Night Ark benim ilk grubumda. O geçmişte kaldı. Night Ark maceram bazısına biraz bencilce gelebilir ama kendi bestelerimi duyma isteğim nedeniyle son bulmuştu. Arto Tunçboyacıyan ile tanıştım. O, benim ne yapmak istediğimi tam olarak anlayan bir insan oldu. Kafamda çalandan daha iyisini beste olarak ortaya çıkardım bu sayede. Şimdi Tamer Pınarbaşı ve İsmail Lumanovski ile birlikte The Secret Trio'nun bir parçasıyım. Elbette bu proje devam edecek. İkisi de olağanüstümüzisyenler. En çok hoşuma giden bu iki ismin bana kendimi çok iyi hissettirmesi. Ürettiğimiz melodiler bedenim bir parçası haline geldi.

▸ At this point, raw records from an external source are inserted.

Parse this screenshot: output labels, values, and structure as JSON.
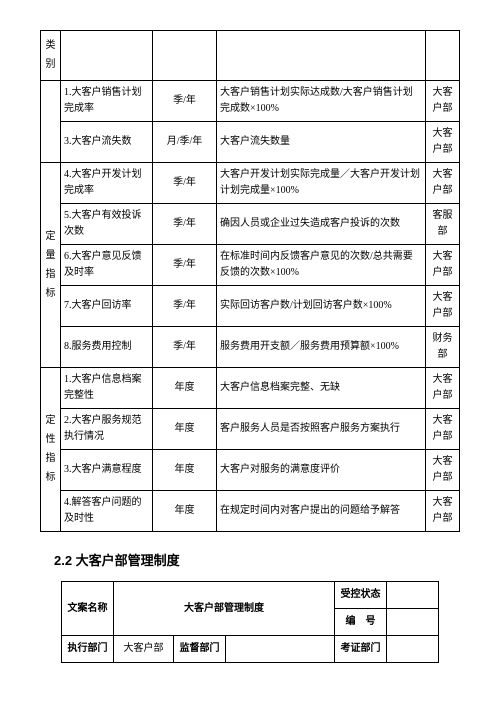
{
  "table1": {
    "col0_header": "类别",
    "group1": {
      "label_chars": [
        "定",
        "量",
        "指",
        "标"
      ]
    },
    "group2": {
      "label_chars": [
        "定",
        "性",
        "指",
        "标"
      ]
    },
    "rows": [
      {
        "name": "1.大客户销售计划完成率",
        "freq": "季/年",
        "formula": "大客户销售计划实际达成数/大客户销售计划完成数×100%",
        "dept": "大客户部"
      },
      {
        "name": "3.大客户流失数",
        "freq": "月/季/年",
        "formula": "大客户流失数量",
        "dept": "大客户部"
      },
      {
        "name": "4.大客户开发计划完成率",
        "freq": "季/年",
        "formula": "大客户开发计划实际完成量／大客户开发计划计划完成量×100%",
        "dept": "大客户部"
      },
      {
        "name": "5.大客户有效投诉次数",
        "freq": "季/年",
        "formula": "确因人员或企业过失造成客户投诉的次数",
        "dept": "客服部"
      },
      {
        "name": "6.大客户意见反馈及时率",
        "freq": "季/年",
        "formula": "在标准时间内反馈客户意见的次数/总共需要反馈的次数×100%",
        "dept": "大客户部"
      },
      {
        "name": "7.大客户回访率",
        "freq": "季/年",
        "formula": "实际回访客户数/计划回访客户数×100%",
        "dept": "大客户部"
      },
      {
        "name": "8.服务费用控制",
        "freq": "季/年",
        "formula": "服务费用开支额／服务费用预算额×100%",
        "dept": "财务部"
      },
      {
        "name": "1.大客户信息档案完整性",
        "freq": "年度",
        "formula": "大客户信息档案完整、无缺",
        "dept": "大客户部"
      },
      {
        "name": "2.大客户服务规范执行情况",
        "freq": "年度",
        "formula": "客户服务人员是否按照客户服务方案执行",
        "dept": "大客户部"
      },
      {
        "name": "3.大客户满意程度",
        "freq": "年度",
        "formula": "大客户对服务的满意度评价",
        "dept": "大客户部"
      },
      {
        "name": "4.解答客户问题的及时性",
        "freq": "年度",
        "formula": "在规定时间内对客户提出的问题给予解答",
        "dept": "大客户部"
      }
    ]
  },
  "section_title": "2.2 大客户部管理制度",
  "table2": {
    "r1c1": "文案名称",
    "r1c2": "大客户部管理制度",
    "r1c3": "受控状态",
    "r2c3": "编　号",
    "r3": {
      "c1": "执行部门",
      "c2": "大客户部",
      "c3": "监督部门",
      "c4": "",
      "c5": "考证部门",
      "c6": ""
    }
  }
}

Peki Gomidas'ın eserleri ile ilk karşılaşmanız nasıl gerçekleşti?
13 yaşındayken kilisenin orgcusu olmuştum. Gomidas ve onun bestelerini tanımaya başlamam da bir nevi öyle olmuştu. Benim için keşfedilmeyi bekleyen bir hazineydi. Onun halk ve dini ezgileri bize kendimizi neyin üzerinde durduğumuzu hatırlatan bir şeydi.
Ben bu açıdan Gomidas'ın yaptıklarını, Bela Bartok'un yaptıklarına benzetiyorum. Üstelik Gomidas bunu çok daha öncesinde başarmıştı. Bu görüşe katılır mısınız?
Evet Bela Bartok ile Gomidas arasında yaptıkları şey açısından bir benzerlik söz konusu. Her ikisi de sonraki çalışmalarında bu köklerden etkilenerek ortaya yeni üretimler çıkardılar. Kesinlikle büyük bir paralellik söz konusu.